Il ruolo dei governi statali e locali
Infine, per l’esperto non bisogna dimenticare il potere che i governi statali e locali hanno nella politica energetica. “Stati come la California e New York hanno fissato obiettivi climatici ambiziosi che hanno spinto gli investimenti nelle rinnovabili anche quando le politiche federali tendevano alla deregolamentazione”, fa notare. Aggiungendo che oltre la metà dell’economia statunitense è rappresentata nell’U.S. Climate Alliance, che si impegna a ridurre le emissioni in linea con l’Accordo di Parigi. “A livello internazionale, inoltre, la domanda di energia pulita rimane forte. Le aziende USA comprendono il vantaggio di posizionarsi all’interno di questa nuova economia verde, e probabilmente si adatteranno a prescindere dai cambiamenti delle politiche federali”, assicura.

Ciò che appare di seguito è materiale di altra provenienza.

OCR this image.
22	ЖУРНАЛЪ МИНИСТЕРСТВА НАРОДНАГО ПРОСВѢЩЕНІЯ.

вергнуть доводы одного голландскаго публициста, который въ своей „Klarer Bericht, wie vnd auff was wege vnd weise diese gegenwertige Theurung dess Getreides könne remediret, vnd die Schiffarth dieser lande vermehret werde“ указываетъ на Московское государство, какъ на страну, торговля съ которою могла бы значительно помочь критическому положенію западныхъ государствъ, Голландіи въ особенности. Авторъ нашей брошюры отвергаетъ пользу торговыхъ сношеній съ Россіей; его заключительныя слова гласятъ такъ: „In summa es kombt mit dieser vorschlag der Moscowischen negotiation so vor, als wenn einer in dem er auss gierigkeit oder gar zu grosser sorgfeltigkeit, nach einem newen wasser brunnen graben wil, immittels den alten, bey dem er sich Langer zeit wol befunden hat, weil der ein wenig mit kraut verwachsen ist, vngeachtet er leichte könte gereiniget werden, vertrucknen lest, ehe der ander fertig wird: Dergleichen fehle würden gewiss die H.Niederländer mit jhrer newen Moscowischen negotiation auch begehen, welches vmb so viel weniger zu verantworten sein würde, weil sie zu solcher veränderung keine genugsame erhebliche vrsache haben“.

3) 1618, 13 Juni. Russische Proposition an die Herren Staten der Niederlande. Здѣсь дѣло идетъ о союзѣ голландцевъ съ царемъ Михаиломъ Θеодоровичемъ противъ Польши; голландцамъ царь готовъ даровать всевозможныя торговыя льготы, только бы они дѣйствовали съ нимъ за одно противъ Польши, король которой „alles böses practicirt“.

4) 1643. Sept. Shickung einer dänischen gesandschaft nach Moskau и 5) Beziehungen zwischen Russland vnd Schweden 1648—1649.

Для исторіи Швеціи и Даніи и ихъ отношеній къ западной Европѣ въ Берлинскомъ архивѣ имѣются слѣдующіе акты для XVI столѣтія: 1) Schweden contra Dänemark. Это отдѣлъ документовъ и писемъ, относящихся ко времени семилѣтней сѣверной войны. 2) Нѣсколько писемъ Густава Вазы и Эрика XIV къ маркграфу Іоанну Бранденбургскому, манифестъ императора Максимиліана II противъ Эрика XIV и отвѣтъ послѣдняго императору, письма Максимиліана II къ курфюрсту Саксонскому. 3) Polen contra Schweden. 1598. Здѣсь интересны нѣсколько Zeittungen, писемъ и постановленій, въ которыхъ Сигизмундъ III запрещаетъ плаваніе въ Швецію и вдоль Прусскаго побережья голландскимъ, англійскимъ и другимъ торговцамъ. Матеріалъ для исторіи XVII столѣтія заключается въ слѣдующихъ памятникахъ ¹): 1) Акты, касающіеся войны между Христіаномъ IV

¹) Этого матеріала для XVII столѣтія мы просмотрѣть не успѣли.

Insomma, Bhushan non ha dubbi sul fatto che la transizione green abbia oggi uno slancio di mercato abbastanza resiliente rispetto ai cambiamenti politici. “L’innovazione nei settori dell’idrogeno verde, dell’accumulo di batterie, del solare e dell’eolico sta trasformando l’energia globale al di là di ciò che ogni singola amministrazione può influenzare”, afferma. Che arrivi un’amministrazione Harris a raddoppiare il sostegno federale o un’amministrazione Trump 2.0 a porre l’accento su un mix energetico più ampio, “la strada da percorrere è ormai segnata dall’economia, dalla tecnologia e dalla domanda dei consumatori, per cui l’energia pulita continuerà a prosperare”, conclude.